In the early days, when it was all whispers, Alisha’s dad had joked that he ought to send his old classmate an old bike handle. That was before we knew the rumors were true and more and more kept dying. Scientists had the objects locked in glass cases where they studied them for hours, none could decipher the cause.
All we knew was that once you touched it, you could be dead. In the case of one of the Fredrick boys, when his mother touched the object that killed him, she was fine. A secondary touch was deemed safe but that was not advised. Or at least that’s what they said in this museum. Don not touch was printed in almost every language but cat.
I looked at the mug on the pillar, placed in a glass case, and wondered at the title, artifact 54Dr7. It was when I titled my head that I noticed the latch on the glass edge sticking out ever so slightly.
Keep your hands to yourself, I thought, but they weren’t my words, they were my mother’s. I heard the security man’s walkie-talkie speak. He turned to tell a student to move further back from the protective rope. I never knew why they made this into a museum. Mum said it was to answer people’s questions. That didn’t make sense to me either.
I used the edge of my fingernail to clip the latch further open. I reached in and touched the porcelain surface. It was smooth. In a second it broke apart as it’s cracked were pressed on. I felt sorry but relieved, and then everything started to happen really fast.
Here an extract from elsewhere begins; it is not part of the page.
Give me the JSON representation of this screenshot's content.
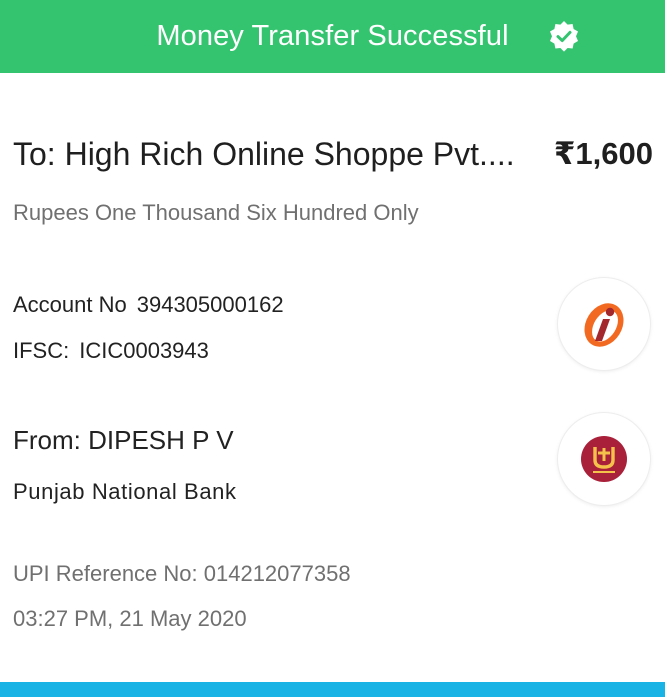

My heart pounded in my throat, my fingertips felt numb and dry, I heard someone shout, the marble floor collided with my face, cold shivers ran down my spine, my dad’s face, a push, I took a breath.
June 22, 4055, THE SECOND TOUCH KILLS: SECOND RULING AMENDED.
And the why; why did this happen? Why was it broken? Why was my daughter dead? In a world full of new technology breakthroughs, these questions were still was left unanswered.